This can’t go without saying because we have too many strategic plans on shelves. If it only took great intentions, we’d all lead thriving organizations. Great intentions don’t create thriving organizations. Great intention without intentional action doesn’t change your destination.

You must do more than design a better ministry model. You must implement the change.

I’ve been around churches too long to assume this can happen easily. No doubt you’ll face resistance. People like their church just the way it is. After all, they attend it, so what’s wrong with it?

In a way, when we suggest the church needs to change, many congregants hear they need to change. Or, at a minimum, that what they love isn’t good. Or good enough.

There is so much psychology to change, especially in the church. You cannot allow the current insiders to restrain you from reaching the growing number of outsiders. The Gospel has no bounds. The Great Commission doesn’t fill up. Only when every person in your community follows Jesus can we consider our job done.

Put your intentions into action.

Related Post: The Difference Between Change and Transformation

Step 4: Evaluate your language and adjust your assumptions.

Most communities are more biblically illiterate than their preceding generation. And biblical literacy isn’t improving, by the way! We can no longer throw out phrases in our welcome, worship set, offering moment, or even in our messages that assume people know biblical stories and characters.

For example, we can’t say, “The Bible teaches it, so we believe it.” That was true for most people in the 1960s. But not today. But this necessary adjustment is more profound and subtle. We can no longer use phrases like “a burning bush experience” without context. We can’t assume people know that David and Goliath isn’t a sports underdog analogy.

Relegate the quick-hitting biblical references to the spaces where you have time to unpack contextually. I.E., The sermon. Or dump them altogether. 

Step 5: Explain what’s happening.

Suppose we want to create a space that is relevant to all people. In that case, we can’t assume anyone knows or understands our traditions, internal language, or normative behaviors. Imagine being an outsider to faith, showing up at a church, and experiencing:

    1. Adults dunking other adults underwater, 
    2. Taking a mid-service appetizer of bread and a tiny juice cup, 
    3. Standing, then sitting, then perhaps kneeling, and standing again, and finally
    4. Collectively chanting a “benediction.”

Seriously. You’d first feel uncomfortable. Then most certainly not come back.

Nothing against Catholicism in any way, but my first experience with mass was nothing short of off-putting — and I was a Christian pastor! I didn’t know when to sit, kneel, or stand. I didn’t know how to respond. I wasn’t allowed to partake in communion. And I have no idea what the Latin sermon was about. 

Again, at the risk of offending my Catholic friends, how is this engaging or relevant to those who desperately need the saving work of Jesus in their life? 

I’m not suggesting that you remove baptism, communion, or the benediction. I fervently suggest you explain what is happening before and during the process. 
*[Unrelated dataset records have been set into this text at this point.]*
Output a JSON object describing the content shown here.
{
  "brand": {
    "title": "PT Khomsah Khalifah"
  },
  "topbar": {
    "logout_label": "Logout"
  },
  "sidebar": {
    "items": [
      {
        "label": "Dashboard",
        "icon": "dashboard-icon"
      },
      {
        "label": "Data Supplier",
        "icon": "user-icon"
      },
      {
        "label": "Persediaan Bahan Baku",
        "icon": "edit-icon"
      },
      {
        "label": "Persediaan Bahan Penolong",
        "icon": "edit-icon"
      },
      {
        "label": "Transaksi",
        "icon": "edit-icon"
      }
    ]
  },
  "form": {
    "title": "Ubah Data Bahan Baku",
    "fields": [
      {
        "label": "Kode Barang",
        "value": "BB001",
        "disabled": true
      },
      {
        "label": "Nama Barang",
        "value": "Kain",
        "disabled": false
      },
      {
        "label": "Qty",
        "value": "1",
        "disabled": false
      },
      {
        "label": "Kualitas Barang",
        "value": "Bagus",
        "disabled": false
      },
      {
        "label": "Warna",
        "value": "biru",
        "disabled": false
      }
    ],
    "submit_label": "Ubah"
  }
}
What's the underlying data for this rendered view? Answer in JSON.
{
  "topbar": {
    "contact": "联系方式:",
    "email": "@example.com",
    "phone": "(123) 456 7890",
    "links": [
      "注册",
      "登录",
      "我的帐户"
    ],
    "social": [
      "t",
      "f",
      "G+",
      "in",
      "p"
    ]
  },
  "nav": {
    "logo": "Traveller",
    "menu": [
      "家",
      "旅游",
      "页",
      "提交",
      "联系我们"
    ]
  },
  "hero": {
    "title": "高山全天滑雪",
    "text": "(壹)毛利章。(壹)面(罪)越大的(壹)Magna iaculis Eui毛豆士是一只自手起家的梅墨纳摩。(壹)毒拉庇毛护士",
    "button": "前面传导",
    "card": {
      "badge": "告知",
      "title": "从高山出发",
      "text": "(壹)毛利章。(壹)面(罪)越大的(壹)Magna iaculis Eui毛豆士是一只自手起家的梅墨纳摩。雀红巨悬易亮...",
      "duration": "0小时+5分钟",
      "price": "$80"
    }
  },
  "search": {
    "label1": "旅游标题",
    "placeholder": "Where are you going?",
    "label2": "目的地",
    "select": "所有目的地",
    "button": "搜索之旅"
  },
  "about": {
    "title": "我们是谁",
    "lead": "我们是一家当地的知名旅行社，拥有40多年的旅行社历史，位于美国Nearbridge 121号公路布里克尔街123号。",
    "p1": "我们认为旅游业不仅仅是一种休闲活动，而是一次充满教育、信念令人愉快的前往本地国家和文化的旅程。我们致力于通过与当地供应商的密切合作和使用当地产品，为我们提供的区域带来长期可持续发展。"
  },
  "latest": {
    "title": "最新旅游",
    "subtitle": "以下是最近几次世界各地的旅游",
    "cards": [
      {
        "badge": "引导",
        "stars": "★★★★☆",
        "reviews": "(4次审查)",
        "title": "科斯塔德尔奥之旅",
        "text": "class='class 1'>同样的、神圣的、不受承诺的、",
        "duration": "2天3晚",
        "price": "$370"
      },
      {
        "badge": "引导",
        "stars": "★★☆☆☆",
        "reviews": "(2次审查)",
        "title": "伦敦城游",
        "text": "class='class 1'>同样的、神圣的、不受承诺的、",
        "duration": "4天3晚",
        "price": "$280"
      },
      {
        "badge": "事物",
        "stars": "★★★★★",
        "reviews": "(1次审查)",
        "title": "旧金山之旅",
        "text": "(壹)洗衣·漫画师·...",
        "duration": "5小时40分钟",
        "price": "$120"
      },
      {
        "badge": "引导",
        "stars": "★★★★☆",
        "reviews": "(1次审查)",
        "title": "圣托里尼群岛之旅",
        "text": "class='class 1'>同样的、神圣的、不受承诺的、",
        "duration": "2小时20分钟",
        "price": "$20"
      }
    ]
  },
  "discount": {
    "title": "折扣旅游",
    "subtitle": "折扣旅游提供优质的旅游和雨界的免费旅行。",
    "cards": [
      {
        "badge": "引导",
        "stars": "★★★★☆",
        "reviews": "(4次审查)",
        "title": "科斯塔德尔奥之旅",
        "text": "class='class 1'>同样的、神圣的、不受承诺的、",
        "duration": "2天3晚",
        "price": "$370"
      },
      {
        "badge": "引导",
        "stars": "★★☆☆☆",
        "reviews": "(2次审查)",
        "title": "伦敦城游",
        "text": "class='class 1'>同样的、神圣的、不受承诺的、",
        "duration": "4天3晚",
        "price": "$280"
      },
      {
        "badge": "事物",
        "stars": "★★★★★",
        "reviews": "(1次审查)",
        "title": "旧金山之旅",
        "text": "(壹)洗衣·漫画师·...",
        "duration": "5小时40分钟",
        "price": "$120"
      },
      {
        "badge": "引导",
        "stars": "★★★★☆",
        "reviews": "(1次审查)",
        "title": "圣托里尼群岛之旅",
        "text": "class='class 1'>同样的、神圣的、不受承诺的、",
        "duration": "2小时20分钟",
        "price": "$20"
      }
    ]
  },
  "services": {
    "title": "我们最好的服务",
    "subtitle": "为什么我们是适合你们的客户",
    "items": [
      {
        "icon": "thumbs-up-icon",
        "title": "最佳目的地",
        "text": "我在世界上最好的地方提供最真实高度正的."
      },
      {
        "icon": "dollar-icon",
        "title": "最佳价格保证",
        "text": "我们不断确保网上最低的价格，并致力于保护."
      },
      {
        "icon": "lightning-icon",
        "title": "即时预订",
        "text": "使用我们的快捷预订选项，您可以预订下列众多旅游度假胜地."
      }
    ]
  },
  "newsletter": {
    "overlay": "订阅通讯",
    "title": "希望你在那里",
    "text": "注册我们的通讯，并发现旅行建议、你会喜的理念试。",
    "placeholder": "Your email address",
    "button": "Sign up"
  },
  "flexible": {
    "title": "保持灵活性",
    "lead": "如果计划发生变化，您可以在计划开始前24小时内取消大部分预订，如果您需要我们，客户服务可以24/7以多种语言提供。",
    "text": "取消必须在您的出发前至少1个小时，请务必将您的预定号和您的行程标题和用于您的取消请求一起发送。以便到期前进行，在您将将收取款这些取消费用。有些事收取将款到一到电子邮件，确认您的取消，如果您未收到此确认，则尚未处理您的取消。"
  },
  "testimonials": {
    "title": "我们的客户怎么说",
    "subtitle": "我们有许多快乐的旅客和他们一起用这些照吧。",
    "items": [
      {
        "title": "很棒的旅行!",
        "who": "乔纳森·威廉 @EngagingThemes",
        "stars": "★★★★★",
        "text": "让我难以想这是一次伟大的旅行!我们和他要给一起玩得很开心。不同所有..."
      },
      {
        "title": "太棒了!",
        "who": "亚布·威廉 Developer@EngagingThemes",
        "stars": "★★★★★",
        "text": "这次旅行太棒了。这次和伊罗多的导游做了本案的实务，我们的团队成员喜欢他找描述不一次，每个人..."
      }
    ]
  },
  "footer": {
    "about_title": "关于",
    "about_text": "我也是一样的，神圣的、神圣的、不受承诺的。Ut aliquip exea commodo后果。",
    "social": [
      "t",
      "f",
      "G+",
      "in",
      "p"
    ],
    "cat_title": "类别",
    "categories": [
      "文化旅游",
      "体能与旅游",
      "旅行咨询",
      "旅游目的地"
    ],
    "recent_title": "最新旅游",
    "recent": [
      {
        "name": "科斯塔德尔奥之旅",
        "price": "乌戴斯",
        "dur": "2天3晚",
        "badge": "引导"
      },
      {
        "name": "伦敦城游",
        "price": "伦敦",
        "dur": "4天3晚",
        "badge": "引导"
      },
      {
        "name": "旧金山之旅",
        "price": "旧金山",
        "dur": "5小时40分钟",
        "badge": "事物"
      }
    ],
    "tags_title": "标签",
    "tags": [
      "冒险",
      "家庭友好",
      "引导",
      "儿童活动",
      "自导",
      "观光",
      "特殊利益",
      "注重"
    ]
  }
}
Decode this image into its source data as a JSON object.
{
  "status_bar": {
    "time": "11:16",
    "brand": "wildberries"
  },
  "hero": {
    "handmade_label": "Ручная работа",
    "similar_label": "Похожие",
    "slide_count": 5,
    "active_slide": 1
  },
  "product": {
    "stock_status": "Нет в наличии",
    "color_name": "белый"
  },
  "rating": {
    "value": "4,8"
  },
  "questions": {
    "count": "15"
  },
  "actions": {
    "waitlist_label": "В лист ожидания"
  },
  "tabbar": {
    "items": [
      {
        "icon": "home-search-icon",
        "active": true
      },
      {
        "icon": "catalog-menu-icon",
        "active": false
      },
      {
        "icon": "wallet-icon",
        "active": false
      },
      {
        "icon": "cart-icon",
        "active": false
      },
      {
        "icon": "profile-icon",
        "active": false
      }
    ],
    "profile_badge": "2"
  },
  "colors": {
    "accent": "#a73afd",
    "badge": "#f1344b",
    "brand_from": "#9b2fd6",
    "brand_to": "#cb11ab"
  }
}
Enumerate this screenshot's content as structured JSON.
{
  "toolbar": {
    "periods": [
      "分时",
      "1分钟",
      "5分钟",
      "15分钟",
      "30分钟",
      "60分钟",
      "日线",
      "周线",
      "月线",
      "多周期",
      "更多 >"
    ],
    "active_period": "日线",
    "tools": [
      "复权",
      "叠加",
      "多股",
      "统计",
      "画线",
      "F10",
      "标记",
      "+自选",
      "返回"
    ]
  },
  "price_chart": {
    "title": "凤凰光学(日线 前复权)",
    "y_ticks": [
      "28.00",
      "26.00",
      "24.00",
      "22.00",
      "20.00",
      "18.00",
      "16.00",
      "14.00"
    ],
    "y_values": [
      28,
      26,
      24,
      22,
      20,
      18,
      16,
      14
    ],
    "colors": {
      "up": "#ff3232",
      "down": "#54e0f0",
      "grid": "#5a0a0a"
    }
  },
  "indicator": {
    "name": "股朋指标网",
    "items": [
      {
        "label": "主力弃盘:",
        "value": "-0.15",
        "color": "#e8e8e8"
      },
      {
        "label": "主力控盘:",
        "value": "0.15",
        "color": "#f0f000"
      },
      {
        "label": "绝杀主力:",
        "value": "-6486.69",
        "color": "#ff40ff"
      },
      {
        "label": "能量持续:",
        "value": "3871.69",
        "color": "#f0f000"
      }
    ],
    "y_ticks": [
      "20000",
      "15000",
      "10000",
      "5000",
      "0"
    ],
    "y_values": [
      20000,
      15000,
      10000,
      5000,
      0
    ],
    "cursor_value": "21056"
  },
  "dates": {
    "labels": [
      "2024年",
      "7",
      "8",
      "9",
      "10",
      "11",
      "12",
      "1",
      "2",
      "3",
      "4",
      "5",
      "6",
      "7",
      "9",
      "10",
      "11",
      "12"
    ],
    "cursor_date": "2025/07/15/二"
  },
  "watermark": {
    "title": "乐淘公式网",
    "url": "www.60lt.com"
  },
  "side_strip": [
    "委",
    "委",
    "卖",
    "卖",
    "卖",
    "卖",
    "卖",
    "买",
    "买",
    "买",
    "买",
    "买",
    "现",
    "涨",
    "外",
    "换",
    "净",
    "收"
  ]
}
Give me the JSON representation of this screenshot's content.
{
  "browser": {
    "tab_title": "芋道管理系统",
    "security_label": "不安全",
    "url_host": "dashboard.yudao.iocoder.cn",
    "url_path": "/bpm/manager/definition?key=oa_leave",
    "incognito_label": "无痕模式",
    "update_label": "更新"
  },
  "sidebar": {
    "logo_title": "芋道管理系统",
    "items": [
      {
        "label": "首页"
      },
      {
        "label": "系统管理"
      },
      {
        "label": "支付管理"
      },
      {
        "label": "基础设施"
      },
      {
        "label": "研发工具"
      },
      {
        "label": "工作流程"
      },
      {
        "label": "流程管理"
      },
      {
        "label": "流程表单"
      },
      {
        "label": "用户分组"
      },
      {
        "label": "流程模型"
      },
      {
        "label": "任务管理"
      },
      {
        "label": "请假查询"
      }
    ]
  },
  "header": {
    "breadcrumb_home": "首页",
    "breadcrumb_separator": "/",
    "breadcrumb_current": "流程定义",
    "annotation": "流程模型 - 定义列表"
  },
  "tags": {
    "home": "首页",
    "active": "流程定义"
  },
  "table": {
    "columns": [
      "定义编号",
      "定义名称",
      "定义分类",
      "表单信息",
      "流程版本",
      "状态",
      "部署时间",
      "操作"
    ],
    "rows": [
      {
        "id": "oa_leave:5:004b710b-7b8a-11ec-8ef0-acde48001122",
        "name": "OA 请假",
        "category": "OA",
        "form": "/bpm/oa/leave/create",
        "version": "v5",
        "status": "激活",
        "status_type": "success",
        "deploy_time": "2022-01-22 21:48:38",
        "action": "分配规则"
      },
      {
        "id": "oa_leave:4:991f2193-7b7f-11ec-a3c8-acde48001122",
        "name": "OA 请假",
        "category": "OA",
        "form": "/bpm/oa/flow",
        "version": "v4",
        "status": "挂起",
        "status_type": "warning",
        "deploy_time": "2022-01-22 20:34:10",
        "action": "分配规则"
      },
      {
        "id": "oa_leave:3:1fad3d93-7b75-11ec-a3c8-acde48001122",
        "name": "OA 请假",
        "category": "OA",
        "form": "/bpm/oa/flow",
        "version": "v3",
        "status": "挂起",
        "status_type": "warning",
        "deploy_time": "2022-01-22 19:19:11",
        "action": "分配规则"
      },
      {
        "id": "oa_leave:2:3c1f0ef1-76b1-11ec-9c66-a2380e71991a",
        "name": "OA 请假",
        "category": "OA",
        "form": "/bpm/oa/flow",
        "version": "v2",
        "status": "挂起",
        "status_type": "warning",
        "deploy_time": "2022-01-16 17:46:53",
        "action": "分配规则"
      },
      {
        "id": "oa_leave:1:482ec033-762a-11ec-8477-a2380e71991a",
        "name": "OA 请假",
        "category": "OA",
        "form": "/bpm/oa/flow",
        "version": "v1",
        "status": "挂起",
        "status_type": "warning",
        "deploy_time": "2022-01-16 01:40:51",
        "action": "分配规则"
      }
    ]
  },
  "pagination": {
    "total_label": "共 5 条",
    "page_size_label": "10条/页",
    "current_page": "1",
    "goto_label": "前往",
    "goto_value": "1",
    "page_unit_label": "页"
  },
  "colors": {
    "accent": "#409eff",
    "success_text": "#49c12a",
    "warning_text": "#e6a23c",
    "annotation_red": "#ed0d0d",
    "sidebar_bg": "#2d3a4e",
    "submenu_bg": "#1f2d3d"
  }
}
If you baptize someone in your church service, take a moment and explain why we baptize. I don’t mean preaching a baptism sermon, but simply saying, “We believe baptism is a public display of an inward change. Baptism represents Jesus’ crucifixion, burial, and resurrection. Today, we are celebrating Sarah placing her faith in Jesus, and we are baptizing her publicly as a statement of her belief.”

That took 15 seconds. And you just explained the weirdness away.

A Quick Summation 

Churches have done some foolish things in the name of “relevance.” I suspect more churches have missed incredible opportunities to reach their larger community in fear of relevance. 

Relevance isn’t anti-Gospel. Remember, Jesus doesn’t ask us to clean ourselves up before we come to him. Quite the opposite, in fact. Jesus reserved his harshest judgment for the self-righteous. To be a relevant church for our entire community, we must take specific and actionable steps to close our irrelevance gap. And, every year, we should check to ensure the gap isn’t growing again.